Ahaha. No, seriously, is this a valid reason to promote text-only emails? It’s like saying that photographs should be shot in grayscale, because there are printers that use only black ink.
By “some clients” he means pine or other terminal-emulator garbage. Some people just don’t want to move on.
Another problem with plain-text emails is that the fonts will be whatever the default font will be on the target computer (best case scenario), or worst case scenario some intermediate system will format it as beautiful (not) monospace text.
BTW we had a guy at work who insisted python code should wrap at 80 columns, because the PEP8 standard says so, and because someone might want to view it with vi (“not vim” as he said).
Of course, python applies semantic meaning to newlines, so that code is now a pain to read.
What does it take to convince people nobody actually has an 80-column terminal anymore?
emarsk,
I agree. My vote is that emails SHOULD NEVER be hard wrapped to fixed widths such as 72 or 80. For starters, 80 characters is an arbitrary limit that has no relevancy today even for many console users. In graphical clients most fonts in use today are not monospace fonts and it makes very little sense to have a fixed number of characters per line. Rather than wrapping text at the source, where the sender has no idea how the text is to be rendered, the sender should leave the line alone and instead the the receiving client should auto-wrap to it’s own width whatever that happens to be. If there’s a client that fails to do this (even if it’s truly limited to 80 character text mode), then that client is buggy and should be fixed. It shouldn’t be a burden on the rest of the world to wrap text at 80 columns at the source. We’re long past the days of 80 character displays and even in that case there’s just no benefit to wrapping text at the source.
I use Alpine and plaintext, largely agree with the article and also have an irrational dislike of HTML email.
But even I agree with you here: the hard line-wraps are enough of a shitter to stop me from recommending other, normal people use plain-text emails. Clearly the clients should be soft-wrapping rather than A) automatically hard-wrapping (like Alpine) or B) not doing anything at all (Gmail?).
That article presumes that the overwhelming use of emails is either for letters or a instant messaging. Actually people do sometime need to lay out more complex stuff, like documentation, instruction &c. Unless you want to train every email user in the world to use mark-down really, really well rich-text email is inevitable.
Also, taking soft-wrapping off on a tangent: Its amazing how bad the readability design is for almost all GUI clients and webmail clients. None of them have a HTML-email soft-wrap column-width based around readability guidelines: 60–80 characters per line. On a 23″ monitor they will give you 120–160 characters per line. Talk about bleeding eyes.
Can’t these people just make Alpine HTML compliant? It doesn’t have to render anything, just skip over the HTML tags. HTML says you should skip any tag you can’t render and if the content of the tag is textual just render it as plain text.

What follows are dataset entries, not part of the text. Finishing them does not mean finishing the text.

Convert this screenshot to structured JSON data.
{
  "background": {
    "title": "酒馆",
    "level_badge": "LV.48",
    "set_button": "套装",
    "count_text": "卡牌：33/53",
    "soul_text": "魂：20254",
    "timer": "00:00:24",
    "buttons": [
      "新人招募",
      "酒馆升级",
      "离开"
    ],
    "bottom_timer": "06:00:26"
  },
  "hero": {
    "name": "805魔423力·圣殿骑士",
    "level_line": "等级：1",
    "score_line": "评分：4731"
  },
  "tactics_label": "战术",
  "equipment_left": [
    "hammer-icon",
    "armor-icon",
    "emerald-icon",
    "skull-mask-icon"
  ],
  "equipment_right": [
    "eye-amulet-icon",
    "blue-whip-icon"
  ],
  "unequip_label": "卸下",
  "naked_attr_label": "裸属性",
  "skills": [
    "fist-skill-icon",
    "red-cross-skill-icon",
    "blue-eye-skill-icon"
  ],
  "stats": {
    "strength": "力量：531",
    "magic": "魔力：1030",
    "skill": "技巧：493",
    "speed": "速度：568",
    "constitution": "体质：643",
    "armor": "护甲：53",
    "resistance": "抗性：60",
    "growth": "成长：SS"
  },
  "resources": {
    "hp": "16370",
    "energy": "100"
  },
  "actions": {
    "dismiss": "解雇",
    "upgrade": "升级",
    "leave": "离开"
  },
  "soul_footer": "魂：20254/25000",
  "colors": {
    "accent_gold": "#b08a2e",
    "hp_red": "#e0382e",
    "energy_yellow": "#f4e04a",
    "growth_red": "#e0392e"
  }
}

I hate plain text as a communication method, so I have an irrational fondness for HTML. If we didn’t have to use *stuff* _like_ -this- and this >> and urls in parenthesis, communication would be much more natural.
Alpine is already HTML compliant. It shows HTML emails with bold text, padding, headings and all that, and, as you say say, it ignores the tags it doesn’t understand. (Press ‘v’ and you switch between HTML view and plain-text view, FYI.)
Unfortunately I think you have a view of Pine/Alpine, expressed in this comment thread in particular, which isn’t based off either trying it or understanding it.
I think your dislike may be based to a large extent off a misunderstanding.
I was talking about the limitations of writing plain text email, especially relating to line-wrapping, not the problem with TUI clients. Alpine actually does an excellent job of looking at rich-text emails.
“Can’t these people just make Alpine HTML compliant?”
Who are ‘these people’?
Markdown is the answer. It has nearly all the formatting one needs (except for color), and is still readable using plaintext clients. MUAs should support text/markdown MIME type.